For video encoding, things like OMAP/et al already give you hardware video encoding next to the ARM, usually based on an arm "DSP" like cortex m3/m4.
Given this is infinitely cheaper than using general purpose cores, why wouldn't you just build yourself an army of cortex m3/m4's and use them for video encoding now.
ARM doesn't really need to do anything here to make this happen. Since they give you all the chip related stuff necessary to build your own, just go and do it. If you want 64 m3's, go make it.
All the architecture documentation is available. The instruction set is custom. There's a gcc port. The OS is hosted on the ARM, but several of their demos involve calculations offloaded to the Epiphany chip, otherwise there wouldn't be much point.
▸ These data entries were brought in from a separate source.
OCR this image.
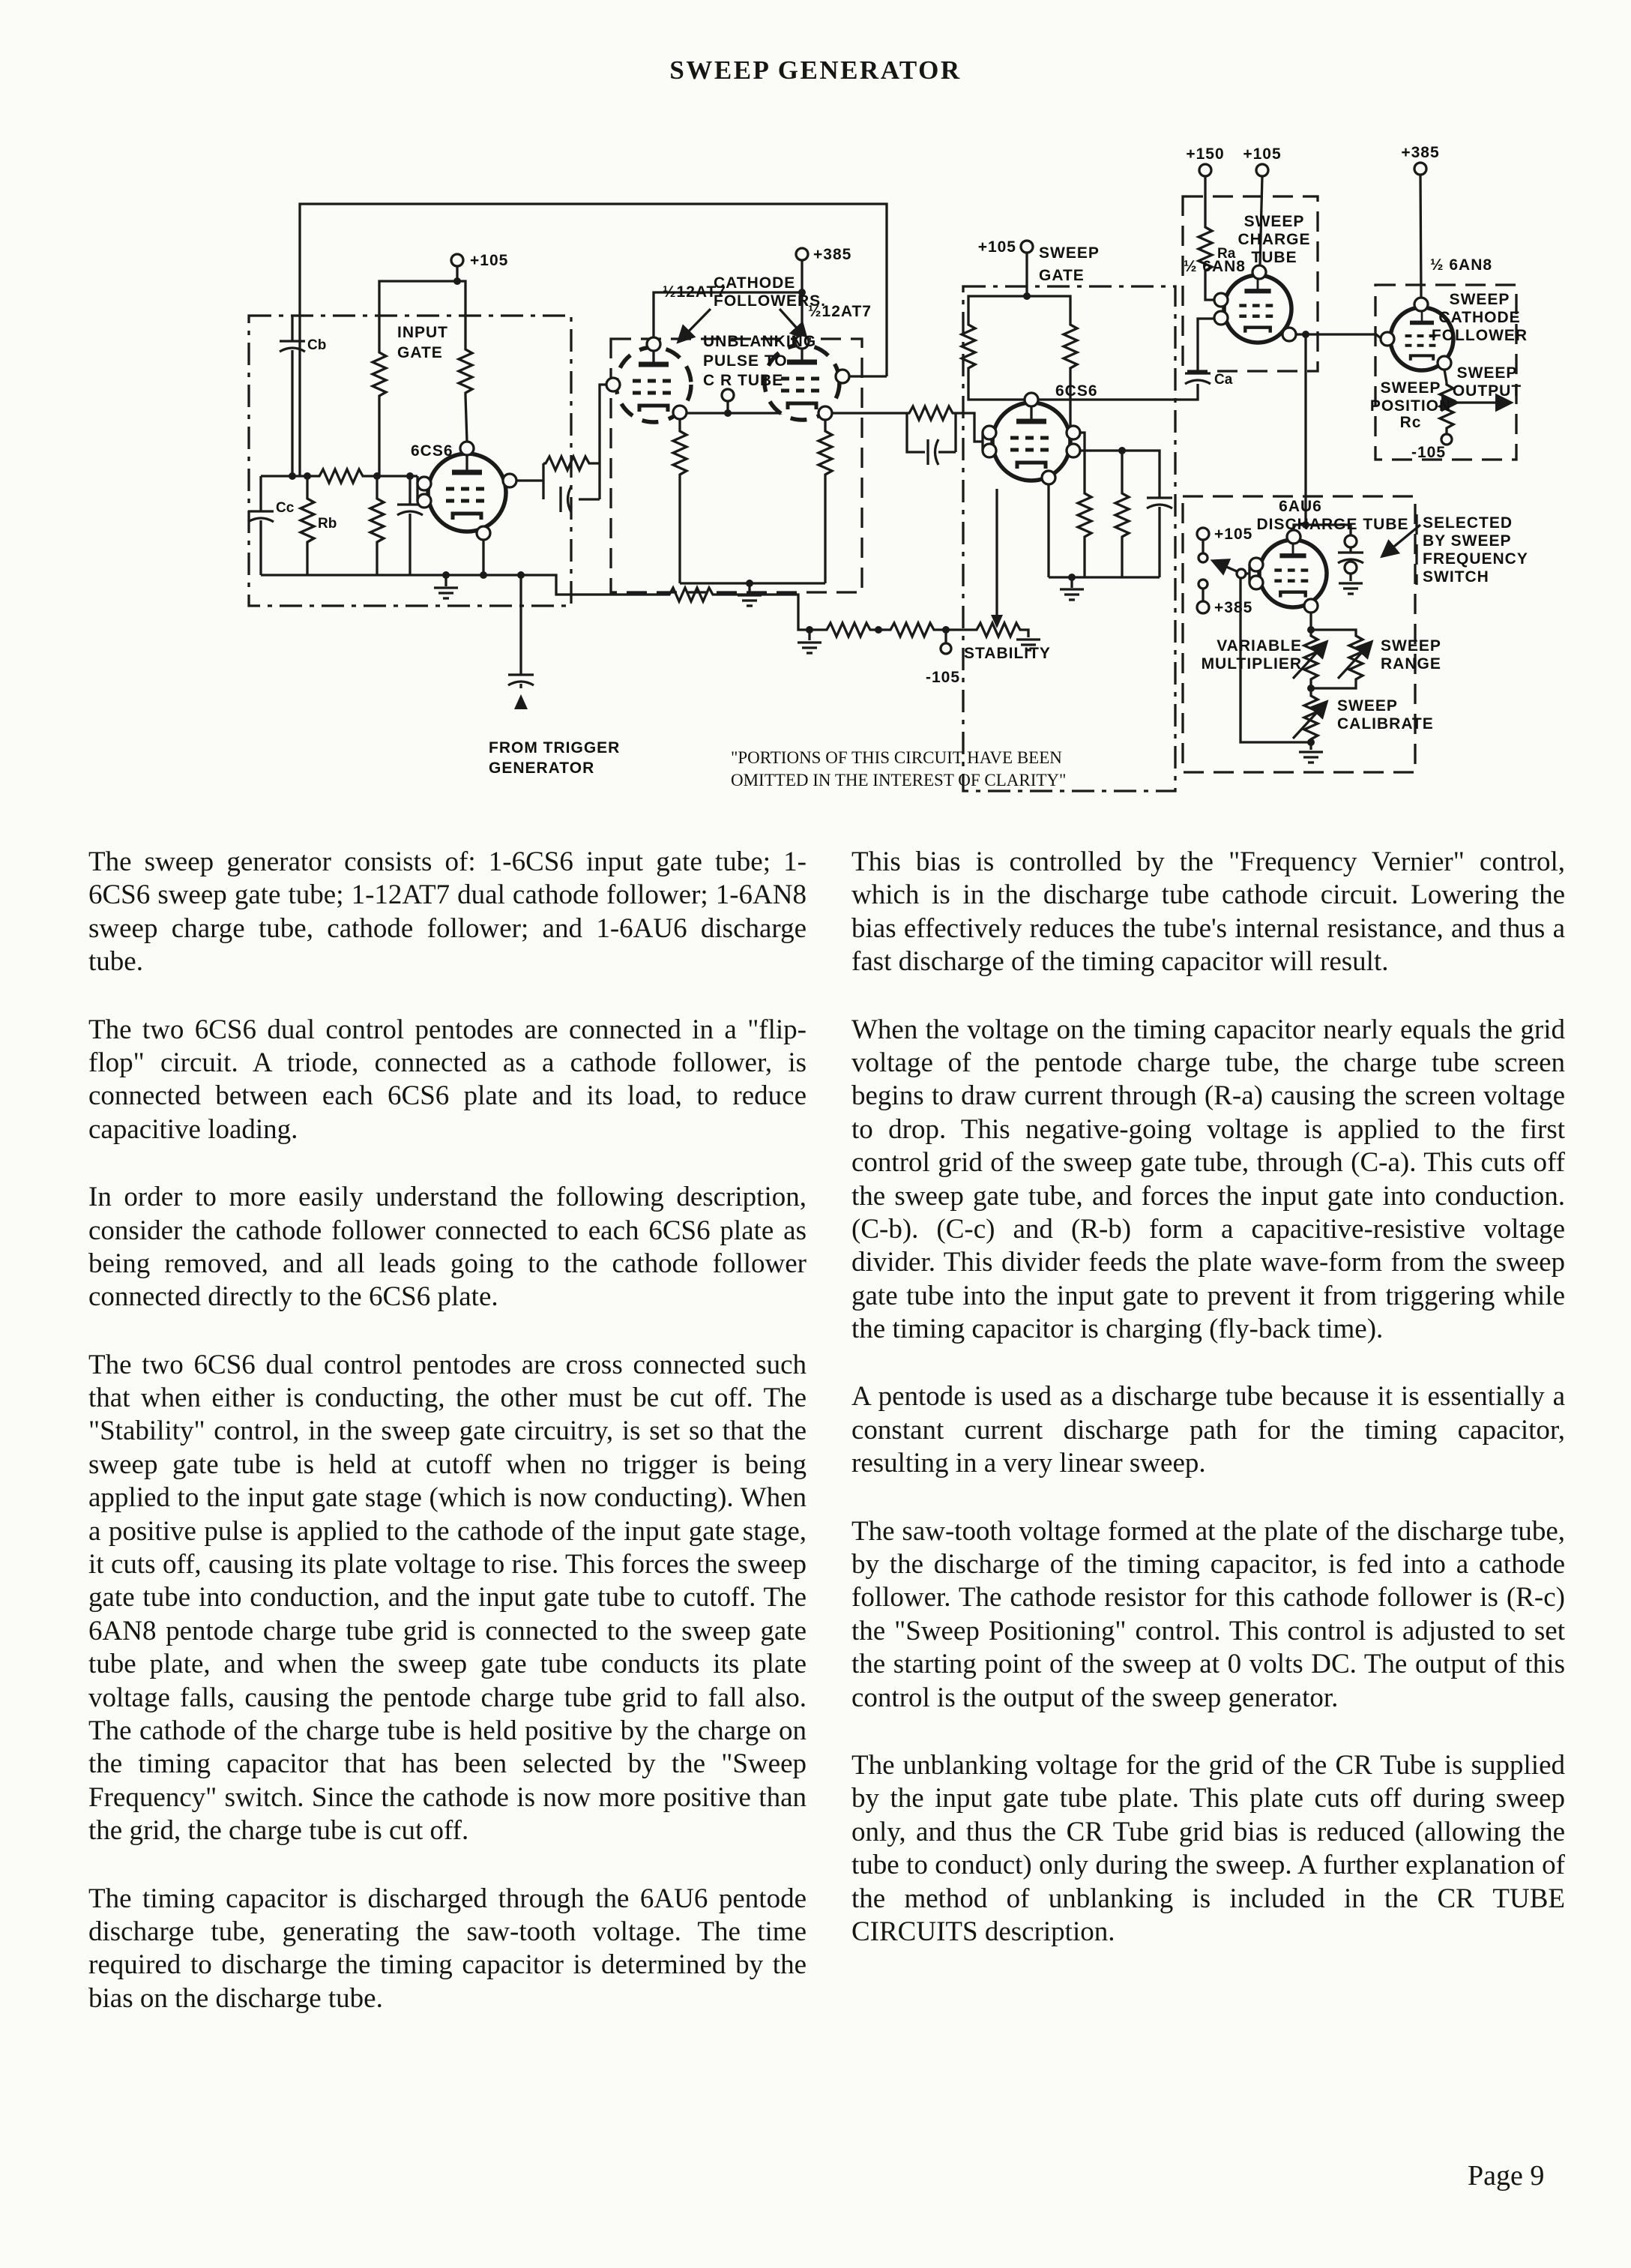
SWEEP GENERATOR
INPUT
GATE
+105
Cb
Cc
Rb
6CS6
½12AT7
½12AT7
CATHODE
FOLLOWERS.
UNBLANKING
PULSE TO
C R TUBE
+385	+105 SWEEP
GATE
6CS6
+150 +105	+385
SWEEP
CHARGE
TUBE
Ra
Ca
½ 6AN8	½ 6AN8
SWEEP
CATHODE
FOLLOWER
SWEEP
POSITION
Rc
SWEEP
OUTPUT
-105
6AU6
DISCHARGE TUBE SELECTED
BY SWEEP
FREQUENCY
SWITCH
+105
+385
VARIABLE
MULTIPLIER
SWEEP
RANGE
SWEEP
CALIBRATE
STABILITY
-105
FROM TRIGGER
GENERATOR
"PORTIONS OF THIS CIRCUIT HAVE BEEN
OMITTED IN THE INTEREST OF CLARITY"

The sweep generator consists of: 1-6CS6 input gate tube; 1-6CS6 sweep gate tube; 1-12AT7 dual cathode follower; 1-6AN8 sweep charge tube, cathode follower; and 1-6AU6 discharge tube.

The two 6CS6 dual control pentodes are connected in a "flip-flop" circuit. A triode, connected as a cathode follower, is connected between each 6CS6 plate and its load, to reduce capacitive loading.

In order to more easily understand the following description, consider the cathode follower connected to each 6CS6 plate as being removed, and all leads going to the cathode follower connected directly to the 6CS6 plate.

The two 6CS6 dual control pentodes are cross connected such that when either is conducting, the other must be cut off. The "Stability" control, in the sweep gate circuitry, is set so that the sweep gate tube is held at cutoff when no trigger is being applied to the input gate stage (which is now conducting). When a positive pulse is applied to the cathode of the input gate stage, it cuts off, causing its plate voltage to rise. This forces the sweep gate tube into conduction, and the input gate tube to cutoff. The 6AN8 pentode charge tube grid is connected to the sweep gate tube plate, and when the sweep gate tube conducts its plate voltage falls, causing the pentode charge tube grid to fall also. The cathode of the charge tube is held positive by the charge on the timing capacitor that has been selected by the "Sweep Frequency" switch. Since the cathode is now more positive than the grid, the charge tube is cut off.

The timing capacitor is discharged through the 6AU6 pentode discharge tube, generating the saw-tooth voltage. The time required to discharge the timing capacitor is determined by the bias on the discharge tube.

This bias is controlled by the "Frequency Vernier" control, which is in the discharge tube cathode circuit. Lowering the bias effectively reduces the tube's internal resistance, and thus a fast discharge of the timing capacitor will result.

When the voltage on the timing capacitor nearly equals the grid voltage of the pentode charge tube, the charge tube screen begins to draw current through (R-a) causing the screen voltage to drop. This negative-going voltage is applied to the first control grid of the sweep gate tube, through (C-a). This cuts off the sweep gate tube, and forces the input gate into conduction. (C-b). (C-c) and (R-b) form a capacitive-resistive voltage divider. This divider feeds the plate wave-form from the sweep gate tube into the input gate to prevent it from triggering while the timing capacitor is charging (fly-back time).

A pentode is used as a discharge tube because it is essentially a constant current discharge path for the timing capacitor, resulting in a very linear sweep.

The saw-tooth voltage formed at the plate of the discharge tube, by the discharge of the timing capacitor, is fed into a cathode follower. The cathode resistor for this cathode follower is (R-c) the "Sweep Positioning" control. This control is adjusted to set the starting point of the sweep at 0 volts DC. The output of this control is the output of the sweep generator.

The unblanking voltage for the grid of the CR Tube is supplied by the input gate tube plate. This plate cuts off during sweep only, and thus the CR Tube grid bias is reduced (allowing the tube to conduct) only during the sweep. A further explanation of the method of unblanking is included in the CR TUBE CIRCUITS description.

Page 9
It is not SIMD. Each core is totally independent of the others. Basically the cores are structured in a grid, and all cores have 32KB in-core static RAM, but can also access the memory of all the other cores (at the cost of a few cycles delay), or main memory.
You could certainly use them as much like a SIMD if you wanted to, but then you'd likely get better performance out of a GPU.
We'll see when they deliver on their kickstarter project what type of performance people get out of it in reality...
Nvidia intends to do that with Project Denver/Boulder (2014) with 64 bit chips, and supposedly a new Maxwell-based GPU. I think they will be making 16-core on die, but they'll also help their customers make 512-1024 core racks. They already did it with Tegra 3 with some customer from Barcelona.
Applied Micro also intends to introduce a 128 core SoC in 2014:
Actually, video encoding for most codecs is a task which doesn't lend itself to parallelism due to temporal encoding. Because each frame depends on the last one, you really don't gain much from going to multiple cores (at least yet).
To start encoding at different times with each core you would need a really fast (read: expensive) storage (every core will need a steady stream to compress, if you have 64 cores you need a storage that can handle 64 parallel requests really fast or a lot of RAM to cache everything) and the chips have to handle really heavy I/O. The current many-core ARMs only have a small amount of dedicated RAM for each core.
Also, keyframes are not known from the start in many encodings. A keyframe is inserted when the difference between a frame and the next one is big; this can only be detected when encoding, or with a multi-pass encoding.